>>5053349Tl;dr, you are absolutely correct. And it’s a problem most people don’t see or realize is a thing.
It astounds me as to how my doctors treat mental health. The majority of them would make a joke about it and then order some drug to completely knock them out without treating the actual condition and then refuse to order drugs to stabilize or they would order restraints and nothing else. Then the patients stay there for multiple days without treatment in a single room and we wonder why we need to knock them out on a daily basis. I do “request” drugs from my doctors and get them medicated when necessary or do non-medication things in order to occupy their time but I’m also one person on one shift. And this is just emergency.

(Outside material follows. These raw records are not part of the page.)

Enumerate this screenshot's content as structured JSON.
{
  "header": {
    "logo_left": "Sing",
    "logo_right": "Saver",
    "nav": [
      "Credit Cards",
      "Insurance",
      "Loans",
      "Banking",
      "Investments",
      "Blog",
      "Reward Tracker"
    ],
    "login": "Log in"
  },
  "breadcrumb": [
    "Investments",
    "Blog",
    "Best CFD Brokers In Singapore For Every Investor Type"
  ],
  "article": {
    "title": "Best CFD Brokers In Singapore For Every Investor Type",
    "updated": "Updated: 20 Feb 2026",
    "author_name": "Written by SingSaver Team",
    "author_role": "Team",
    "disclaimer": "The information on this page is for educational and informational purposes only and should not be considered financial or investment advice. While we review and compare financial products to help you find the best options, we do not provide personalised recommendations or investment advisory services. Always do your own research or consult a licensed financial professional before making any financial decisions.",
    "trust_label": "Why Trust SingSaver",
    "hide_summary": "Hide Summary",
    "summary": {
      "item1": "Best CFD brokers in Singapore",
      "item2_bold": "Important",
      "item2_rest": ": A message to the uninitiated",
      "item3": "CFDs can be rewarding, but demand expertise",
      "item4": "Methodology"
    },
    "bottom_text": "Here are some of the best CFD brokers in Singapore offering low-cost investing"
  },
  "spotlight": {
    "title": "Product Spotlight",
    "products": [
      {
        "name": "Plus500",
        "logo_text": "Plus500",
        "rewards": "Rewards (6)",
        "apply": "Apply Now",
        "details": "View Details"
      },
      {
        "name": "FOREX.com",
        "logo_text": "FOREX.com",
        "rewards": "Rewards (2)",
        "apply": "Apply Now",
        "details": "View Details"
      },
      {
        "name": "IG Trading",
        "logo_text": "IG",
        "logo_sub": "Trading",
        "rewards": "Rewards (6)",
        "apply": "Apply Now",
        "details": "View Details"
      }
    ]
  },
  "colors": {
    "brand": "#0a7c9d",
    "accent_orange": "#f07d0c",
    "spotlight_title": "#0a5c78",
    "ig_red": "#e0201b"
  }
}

When I worked inpatient psych on a locked unit, it was heartbreaking. I will never work that unit again because there’s literally nothing I can do to help someone. The people who work in those units are doing things they aren’t trained to do, like therapy, because there is no money in hiring the correct people and having them around 24/7. Once you get a patient stabilized and out of the unit, they have no way of getting care so they do something on purpose to come back for treatment. It’s a revolving door of seeing the same people until they either get put on a really long hold or they just…stop coming back. And very few ever made good recoveries.

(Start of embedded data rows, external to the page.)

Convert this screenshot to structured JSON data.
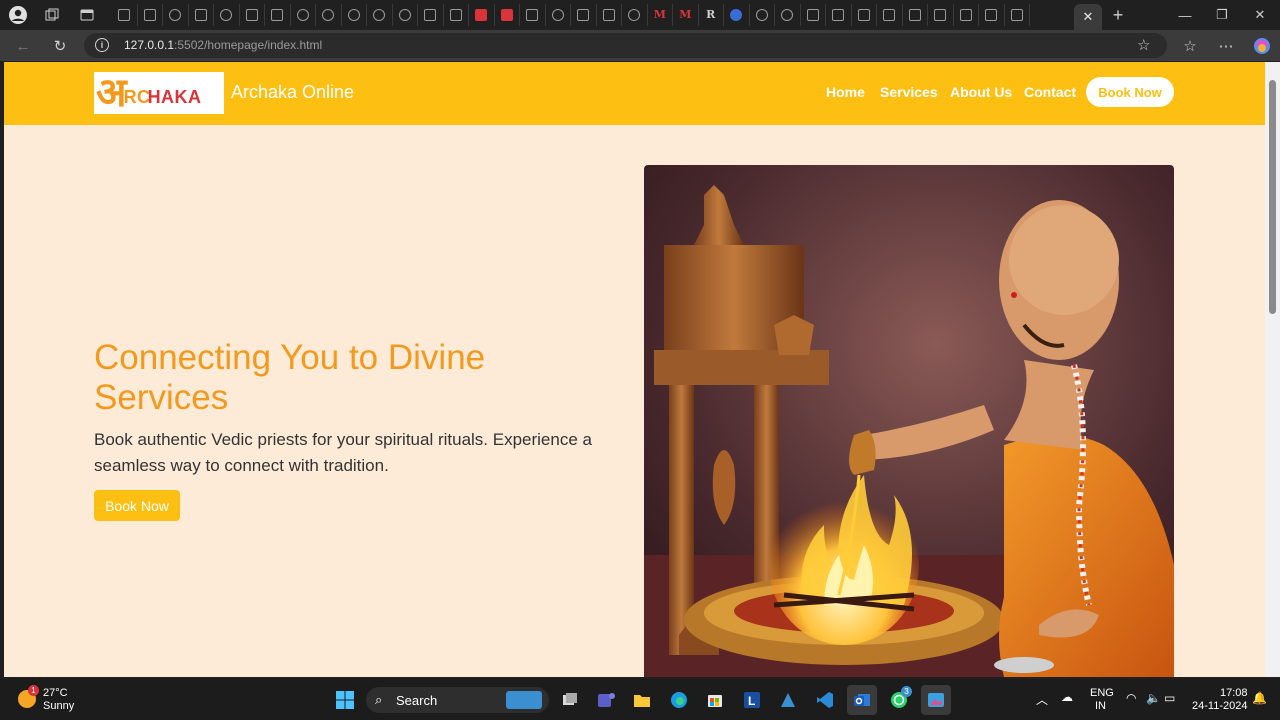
{
  "browser": {
    "url_host": "127.0.0.1",
    "url_path": ":5502/homepage/index.html",
    "mini_tab_favicons": [
      "sq",
      "sq",
      "round",
      "sq",
      "round",
      "sq",
      "sq",
      "round",
      "round",
      "round",
      "round",
      "round",
      "sq",
      "sq",
      "red",
      "red",
      "sq",
      "round",
      "sq",
      "sq",
      "round",
      "M",
      "M",
      "R",
      "blue",
      "round",
      "round",
      "sq",
      "sq",
      "sq",
      "sq",
      "sq",
      "sq",
      "sq",
      "sq",
      "sq"
    ]
  },
  "site": {
    "logo_big": "अ",
    "logo_word_1": "RC",
    "logo_word_2": "HAKA",
    "brand": "Archaka Online",
    "nav": [
      "Home",
      "Services",
      "About Us",
      "Contact"
    ],
    "header_button": "Book Now",
    "hero_title": "Connecting You to Divine Services",
    "hero_subtitle": "Book authentic Vedic priests for your spiritual rituals. Experience a seamless way to connect with tradition.",
    "hero_button": "Book Now",
    "colors": {
      "accent": "#fdc012",
      "title": "#f39a1e",
      "background": "#fdebd7"
    }
  },
  "taskbar": {
    "weather_badge": "1",
    "temperature": "27°C",
    "condition": "Sunny",
    "search_label": "Search",
    "whatsapp_badge": "3",
    "lang_1": "ENG",
    "lang_2": "IN",
    "time": "17:08",
    "date": "24-11-2024"
  }
}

Yeah, there are those who were down on their luck and got care which was great and happy to see. But there are so many more psychotic patients I get that live on the streets because they don’t have the right drugs, care, and can’t get it in any way. Hell, even with good insurance getting outpatient treatment can take weeks if not months. I wish we cared about good therapy and treatment for mental heath as much as we do about physical. Some of my doctors don’t even think that mental health is a real thing.